The diagrams next to the bodies seem largely arbitrary. One bears the heading "Digestive System" and points out things like the clavicle deltoid muscle, biceps brachii, and quadriceps femoris muscle -- none of which, of course, digest. There are no clunky blocks of prose explaining what the highlighted body parts do, and the partially fleshless corpse rearing back to pitch a bright new Rawlings baseball in the center of the room doesn't even get a write-up. He's just a dead man throwing a ball, you see.

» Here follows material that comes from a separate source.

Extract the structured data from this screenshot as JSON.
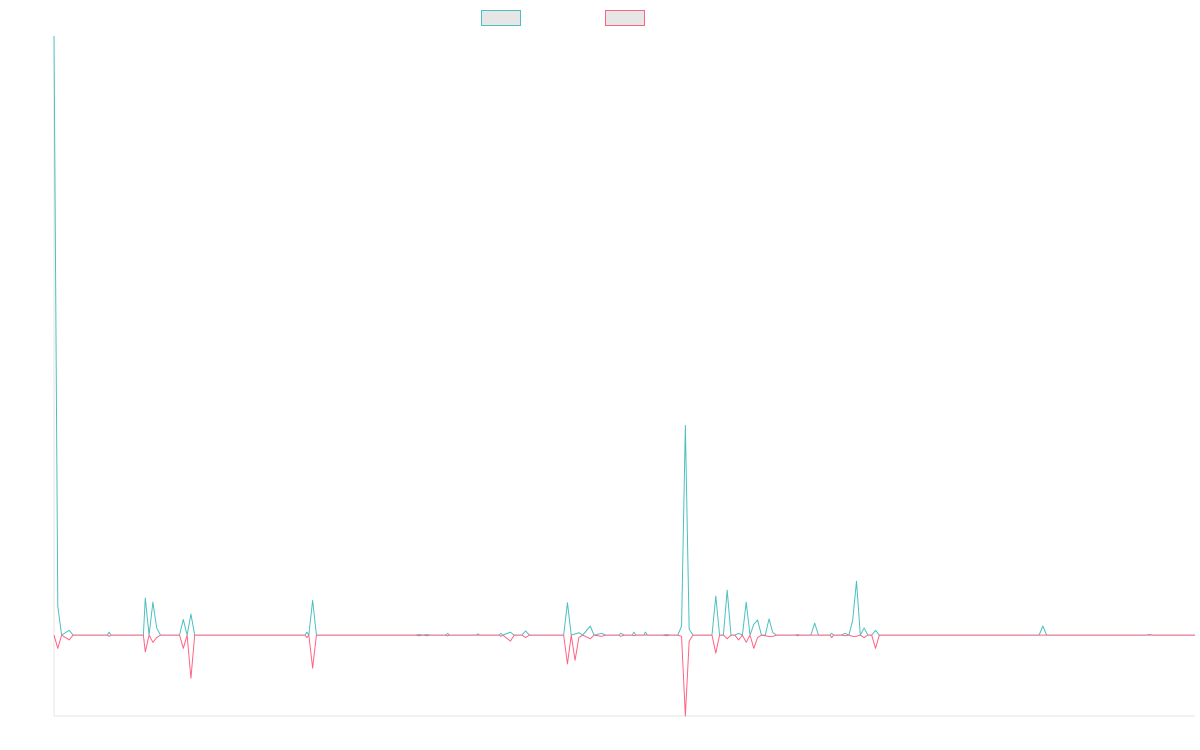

I can't say all of this didn't seem suspicious at the time, and I began to feel that leaving "The Universe Within" without a nuanced edification of physiology would somehow dishonor the people, the bodies, who had made it possible. I tried to eavesdrop as the occasional medical student or professional would start explaining respiration or cardiac arrest to the group of friends he or she had doubtless dragged there.
But I also noted that "The Universe Within's" mission statement stops short of offering any exhaustive education, rather aiming to "stimulate interest in and create a new awareness of the wonder that is the human body." That is, these bodies may be intended to spark a curiosity more than satisfy it. And it seemed to me there should be a place for just this type of scientific outreach, where the volume of facts isn't necessarily given a premium over a general sense of wonderment.
I began to think of "The Universe Within" as a kind of secular reliquary -- like Rome's crypt of Santa Maria della Concezione, where room-size mosaics have been fashioned from the bones of thousands of Capuchin monks; or St. Catherine's glass-encased hand in Siena; or the slumped body of St. Boniface in Prague. The believer was meant to feel earnestly, if not quantifiably, inspired in the presence of these relics. Seeing a cadaver hitchhiking or a plastinated lung -- a real lung for chrissakes! -- filled me with a not so dissimilar, almost religious exuberance.